Even though thinking about death can be uncomfortable, leaving your loved ones to take care of your end-of-life matters is even worse. After all, when you die, your relatives and close friends should be free to grieve without having to put together a funeral or find a burial plot.
When you are creating your estate plan, it makes a great deal of sense to tackle the end-of-life matters that are going to arise eventually. With a comprehensive estate plan, you can keep some control over what happens after your death while showing compassion to those you love the most.
Your will is an excellent place to describe what you want to happen to your property after your death. If you have children or pets, though, you also may want to use the document to designate a guardian for them.

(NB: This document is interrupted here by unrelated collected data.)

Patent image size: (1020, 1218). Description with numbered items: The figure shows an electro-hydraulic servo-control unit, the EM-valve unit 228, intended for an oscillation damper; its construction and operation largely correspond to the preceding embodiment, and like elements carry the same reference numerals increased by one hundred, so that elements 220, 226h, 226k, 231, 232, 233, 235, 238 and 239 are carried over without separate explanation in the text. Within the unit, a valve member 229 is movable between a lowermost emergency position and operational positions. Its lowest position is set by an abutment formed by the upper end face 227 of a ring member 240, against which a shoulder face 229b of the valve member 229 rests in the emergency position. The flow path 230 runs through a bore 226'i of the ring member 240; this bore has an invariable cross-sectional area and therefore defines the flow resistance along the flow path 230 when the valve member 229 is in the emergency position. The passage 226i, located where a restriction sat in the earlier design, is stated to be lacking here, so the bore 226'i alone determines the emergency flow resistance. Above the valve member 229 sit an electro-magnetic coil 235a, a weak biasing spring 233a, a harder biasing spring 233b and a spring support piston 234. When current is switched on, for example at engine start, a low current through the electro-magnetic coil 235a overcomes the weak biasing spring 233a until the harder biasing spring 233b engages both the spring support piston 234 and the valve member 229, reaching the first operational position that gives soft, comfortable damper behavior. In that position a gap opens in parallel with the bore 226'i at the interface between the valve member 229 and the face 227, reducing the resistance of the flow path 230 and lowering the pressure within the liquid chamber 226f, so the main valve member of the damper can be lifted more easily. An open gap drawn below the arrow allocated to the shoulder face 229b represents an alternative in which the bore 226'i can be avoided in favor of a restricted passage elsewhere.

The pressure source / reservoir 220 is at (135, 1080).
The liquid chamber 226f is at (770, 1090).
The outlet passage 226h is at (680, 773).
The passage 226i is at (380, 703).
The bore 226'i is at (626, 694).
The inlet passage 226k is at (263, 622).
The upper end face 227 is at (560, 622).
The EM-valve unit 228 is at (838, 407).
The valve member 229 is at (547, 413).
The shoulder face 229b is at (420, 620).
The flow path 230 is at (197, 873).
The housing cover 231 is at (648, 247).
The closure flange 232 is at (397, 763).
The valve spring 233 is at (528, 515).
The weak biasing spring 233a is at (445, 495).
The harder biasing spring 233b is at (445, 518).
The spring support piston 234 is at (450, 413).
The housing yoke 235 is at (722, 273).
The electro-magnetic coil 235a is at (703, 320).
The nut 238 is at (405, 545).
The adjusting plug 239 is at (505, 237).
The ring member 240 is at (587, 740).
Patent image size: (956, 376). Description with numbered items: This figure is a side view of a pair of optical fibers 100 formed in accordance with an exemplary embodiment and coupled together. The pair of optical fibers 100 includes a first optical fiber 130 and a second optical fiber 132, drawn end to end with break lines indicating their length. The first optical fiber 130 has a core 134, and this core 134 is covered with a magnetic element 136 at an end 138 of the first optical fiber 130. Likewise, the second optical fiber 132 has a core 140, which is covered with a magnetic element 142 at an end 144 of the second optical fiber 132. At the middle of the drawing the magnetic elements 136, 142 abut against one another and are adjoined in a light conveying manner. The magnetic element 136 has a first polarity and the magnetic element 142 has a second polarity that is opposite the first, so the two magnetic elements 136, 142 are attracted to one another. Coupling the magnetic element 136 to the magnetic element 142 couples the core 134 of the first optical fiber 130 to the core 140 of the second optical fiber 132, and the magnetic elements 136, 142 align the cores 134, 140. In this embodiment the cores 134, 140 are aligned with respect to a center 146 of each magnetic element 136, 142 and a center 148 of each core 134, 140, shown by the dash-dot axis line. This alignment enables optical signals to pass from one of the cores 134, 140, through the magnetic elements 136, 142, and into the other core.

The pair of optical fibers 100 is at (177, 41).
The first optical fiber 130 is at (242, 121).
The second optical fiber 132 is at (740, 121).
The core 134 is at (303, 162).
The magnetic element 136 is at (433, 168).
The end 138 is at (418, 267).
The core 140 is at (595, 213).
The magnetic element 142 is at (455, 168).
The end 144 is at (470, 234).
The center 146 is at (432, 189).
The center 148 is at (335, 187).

Planning a funeral can be rough. Still, if you want to have some say over how the ceremony looks, you should leave precise funeral instructions in your will. You also can indicate whether you want a traditional burial, cremation or some other form of body disposal.
As you probably know, funerals, burials and cremations are not cheap. In fact, according to Bankrate, Americans spend an average of roughly $7,000 on funeral expenses. Because u do not want to make your loved ones foot the bill for your final expenses, your estate plan should set aside funds for paying them.
If you are young, settling end-of-life matters may seem silly. Ultimately, though, because you cannot predict the future, it is advisable to tackle these matters when you have time to think about what you want.